Brazil youth
Climate Change Resilience

3 December 2023, Dubai, UAE – Indigenous communities from all over the world are at the 28th Conference of the Parties to the United Nations Framework Convention on Climate Change (UNFCCC COP28) to share their stories about the losses and damage they’re experiencing in their communities as a result of human-induced climate change. 

Pacific Island youths have been sharing about the realities of being at the front-lines of the negative impacts of climate change, including the non-economic losses and damage they are facing within their countries, with the most damning being the loss of their culture and heritage. 

Today they find that they are not alone in their struggle, as youth in Latin America have shared that they too are at risk of losing their cultural heritage due to the rapidly changing climate and the impact it has on their environment. 

Ms Açucena Marinheiro da Silva, 19, shared some of the challenges faced by the youth in her community, the Tumbalalá indigenous people located in the north of the state of Bahia, along the banks of the São Francisco River in Brazil. 

According to Ms da Silva, her people and their rituals are very connected to river and the Caatinga biome, a large, naturally occurring community of flora and fauna.

“Our origins are very connected to the river, and we use it and the Caatinga to make everything we wear during our rituals. We cannot do that anymore because everything that we use – from the plants to the river – no longer exist.”

“As a result, the youths will grow up without this cultural heritage that they are used to, and will not be able to pass it down to the next generation,” she added. 

To combat this, the Tumbalalá youth are replanting species that can provide them with the materials that they need to make their traditional wear for rituals, and species that can provide them with the paint that they use during their rituals. 

Access to resources and finance is one challenge that they also face to implement some of the initiatives that will help them adapt to these losses and damage brought on by climate change. 

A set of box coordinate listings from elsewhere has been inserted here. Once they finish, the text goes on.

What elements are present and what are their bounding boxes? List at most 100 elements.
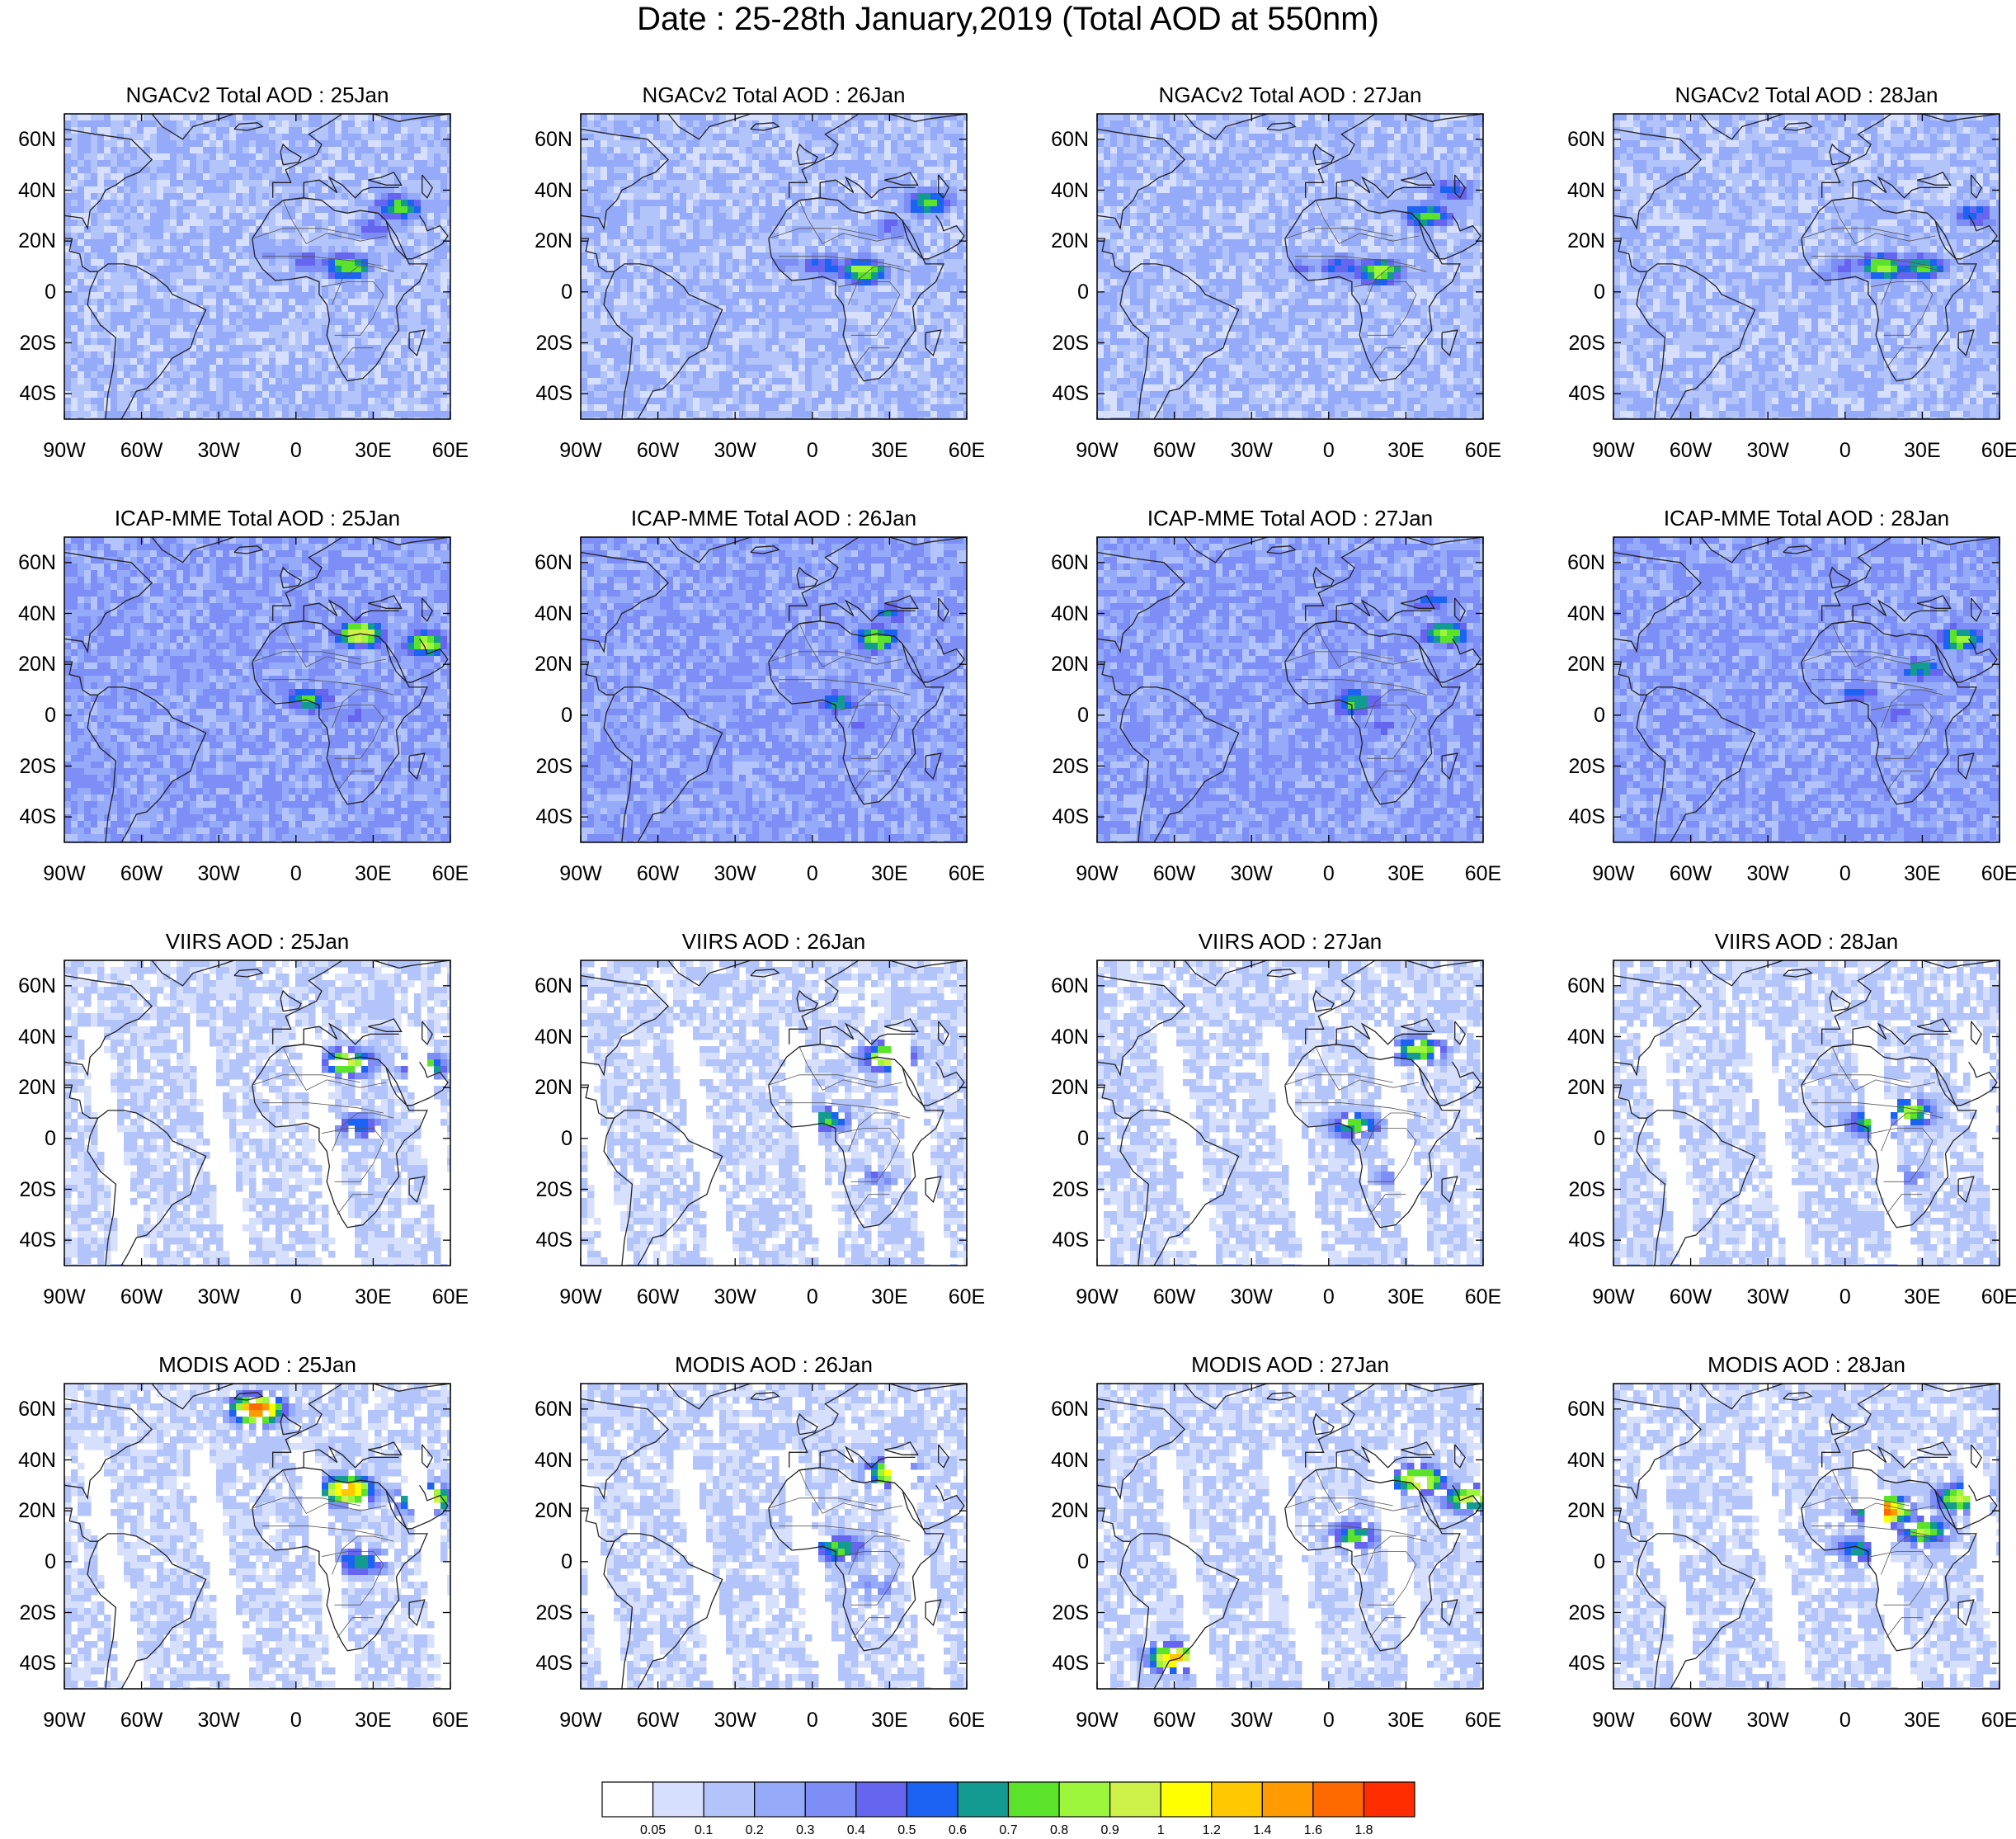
aod-grid bbox=[581, 1384, 967, 1689]
lat-tick-label: 40N bbox=[7, 180, 56, 201]
lat-tick-label: 20N bbox=[1556, 1077, 1605, 1098]
panel-title: MODIS AOD : 26Jan bbox=[518, 1352, 1029, 1377]
lat-tick-label: 60N bbox=[1039, 1398, 1089, 1420]
lon-tick-label: 60W bbox=[113, 1285, 171, 1309]
lon-tick-label: 30W bbox=[706, 1709, 764, 1732]
aod-grid bbox=[1097, 960, 1483, 1266]
lon-tick-label: 30W bbox=[190, 862, 247, 885]
map-frame bbox=[1613, 113, 2000, 420]
lat-tick-label: 40N bbox=[7, 603, 56, 625]
lat-tick-label: 0 bbox=[1556, 1128, 1605, 1149]
map-panel-ngacv2-1 bbox=[64, 113, 451, 420]
lat-tick-label: 20N bbox=[523, 230, 572, 252]
lat-tick-label: 20S bbox=[1039, 332, 1089, 354]
lat-tick-label: 20S bbox=[7, 332, 56, 354]
lon-tick-label: 0 bbox=[1816, 1285, 1874, 1309]
lat-tick-label: 20N bbox=[1039, 230, 1089, 252]
aod-grid bbox=[1613, 537, 2000, 842]
aod-grid bbox=[581, 960, 967, 1266]
map-frame bbox=[580, 113, 968, 420]
lon-tick-label: 0 bbox=[1816, 1709, 1874, 1732]
lat-tick-label: 20S bbox=[1556, 756, 1605, 777]
lat-tick-label: 40N bbox=[1039, 1450, 1089, 1471]
panel-title: MODIS AOD : 25Jan bbox=[2, 1352, 513, 1377]
lon-tick-label: 0 bbox=[1300, 1709, 1358, 1732]
lon-tick-label: 30E bbox=[1377, 439, 1434, 462]
colorbar-label: 1.8 bbox=[1339, 1823, 1388, 1838]
lat-tick-label: 20N bbox=[7, 1500, 56, 1521]
lon-tick-label: 90W bbox=[1068, 1285, 1126, 1309]
colorbar-swatch bbox=[1211, 1781, 1263, 1818]
lat-tick-label: 40N bbox=[1039, 1026, 1089, 1048]
lat-tick-label: 20N bbox=[523, 653, 572, 675]
panel-title: ICAP-MME Total AOD : 26Jan bbox=[518, 506, 1029, 530]
lon-tick-label: 90W bbox=[1585, 1285, 1642, 1309]
aod-grid bbox=[64, 537, 450, 842]
colorbar-swatch bbox=[855, 1781, 907, 1818]
lat-tick-label: 40N bbox=[1039, 180, 1089, 201]
aod-grid bbox=[64, 1384, 450, 1689]
map-frame bbox=[1613, 1383, 2000, 1690]
lon-tick-label: 60W bbox=[1146, 1709, 1203, 1732]
lat-tick-label: 0 bbox=[1039, 705, 1089, 726]
lon-tick-label: 60E bbox=[1454, 1709, 1512, 1732]
colorbar-label: 0.6 bbox=[933, 1823, 982, 1838]
lon-tick-label: 60W bbox=[629, 1285, 687, 1309]
lat-tick-label: 40N bbox=[1556, 1026, 1605, 1048]
coastlines bbox=[1613, 114, 2000, 419]
lat-tick-label: 0 bbox=[1556, 281, 1605, 303]
lat-tick-label: 40S bbox=[523, 806, 572, 828]
lon-tick-label: 30W bbox=[706, 439, 764, 462]
lon-tick-label: 90W bbox=[35, 862, 93, 885]
lon-tick-label: 60E bbox=[422, 439, 479, 462]
lat-tick-label: 0 bbox=[1556, 1551, 1605, 1573]
lon-tick-label: 90W bbox=[1585, 1709, 1642, 1732]
lat-tick-label: 60N bbox=[1556, 1398, 1605, 1420]
lon-tick-label: 60W bbox=[1662, 1709, 1720, 1732]
lat-tick-label: 40N bbox=[523, 603, 572, 625]
lon-tick-label: 90W bbox=[35, 1285, 93, 1309]
colorbar-swatch bbox=[754, 1781, 806, 1818]
lat-tick-label: 20S bbox=[7, 1179, 56, 1200]
lon-tick-label: 60E bbox=[1971, 439, 2016, 462]
lon-tick-label: 30E bbox=[344, 1709, 402, 1732]
aod-grid bbox=[1097, 1384, 1483, 1689]
lon-tick-label: 60W bbox=[1662, 1285, 1720, 1309]
panel-title: NGACv2 Total AOD : 28Jan bbox=[1551, 83, 2016, 107]
lon-tick-label: 60E bbox=[422, 1709, 479, 1732]
lon-tick-label: 30W bbox=[190, 439, 247, 462]
colorbar-label: 0.5 bbox=[882, 1823, 931, 1838]
colorbar-swatch bbox=[906, 1781, 959, 1818]
colorbar-label: 1.6 bbox=[1288, 1823, 1338, 1838]
panel-title: VIIRS AOD : 27Jan bbox=[1034, 929, 1546, 954]
aod-grid bbox=[1613, 960, 2000, 1266]
lat-tick-label: 0 bbox=[7, 1551, 56, 1573]
map-panel-viirs-2 bbox=[580, 960, 968, 1266]
lat-tick-label: 20S bbox=[1556, 1179, 1605, 1200]
lon-tick-label: 60W bbox=[1146, 1285, 1203, 1309]
lon-tick-label: 0 bbox=[1300, 439, 1358, 462]
lon-tick-label: 60E bbox=[1454, 439, 1512, 462]
lat-tick-label: 0 bbox=[523, 1551, 572, 1573]
lon-tick-label: 60E bbox=[1971, 862, 2016, 885]
lon-tick-label: 0 bbox=[267, 862, 325, 885]
lon-tick-label: 60E bbox=[1971, 1285, 2016, 1309]
colorbar-label: 0.05 bbox=[629, 1823, 678, 1838]
lon-tick-label: 90W bbox=[1068, 862, 1126, 885]
lat-tick-label: 60N bbox=[7, 552, 56, 573]
lon-tick-label: 30W bbox=[1739, 439, 1797, 462]
lon-tick-label: 30E bbox=[1893, 862, 1951, 885]
lon-tick-label: 90W bbox=[1068, 1709, 1126, 1732]
lat-tick-label: 40S bbox=[7, 806, 56, 828]
lon-tick-label: 60W bbox=[113, 1709, 171, 1732]
lon-tick-label: 60W bbox=[1146, 862, 1203, 885]
lon-tick-label: 30E bbox=[1377, 862, 1434, 885]
colorbar-label: 0.7 bbox=[984, 1823, 1034, 1838]
lat-tick-label: 20N bbox=[523, 1500, 572, 1521]
lon-tick-label: 60W bbox=[629, 1709, 687, 1732]
lat-tick-label: 60N bbox=[523, 1398, 572, 1420]
lat-tick-label: 20S bbox=[1039, 1602, 1089, 1624]
lat-tick-label: 40S bbox=[1556, 1653, 1605, 1674]
lon-tick-label: 60E bbox=[1454, 862, 1512, 885]
lat-tick-label: 20N bbox=[1039, 1500, 1089, 1521]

At COP28, Ms da Silva wants to see world leaders and their governments to listen to the voices of indigenous people and traditional communities because they are the ones who are affected by the climate crisis and may have solutions that can help solve the issue of climate change. She also wants to see some concrete and effective outcomes coming out of the negotiations. 

“We don’t want more words on paper. We need urgent action now.” 

The Moana Blue Pacific Pavilion at COP28 is a Pacific partnership with Aotearoa New Zealand and Australia managed by the Secretariat of the Pacific Regional Environment Programme (SPREP).
The Pavilion was featured at the twenty-eighth Conference of the Parties to the UN Framework Convention on Climate Change hosted in Dubai, UAE from 30 November – 12 December 2023.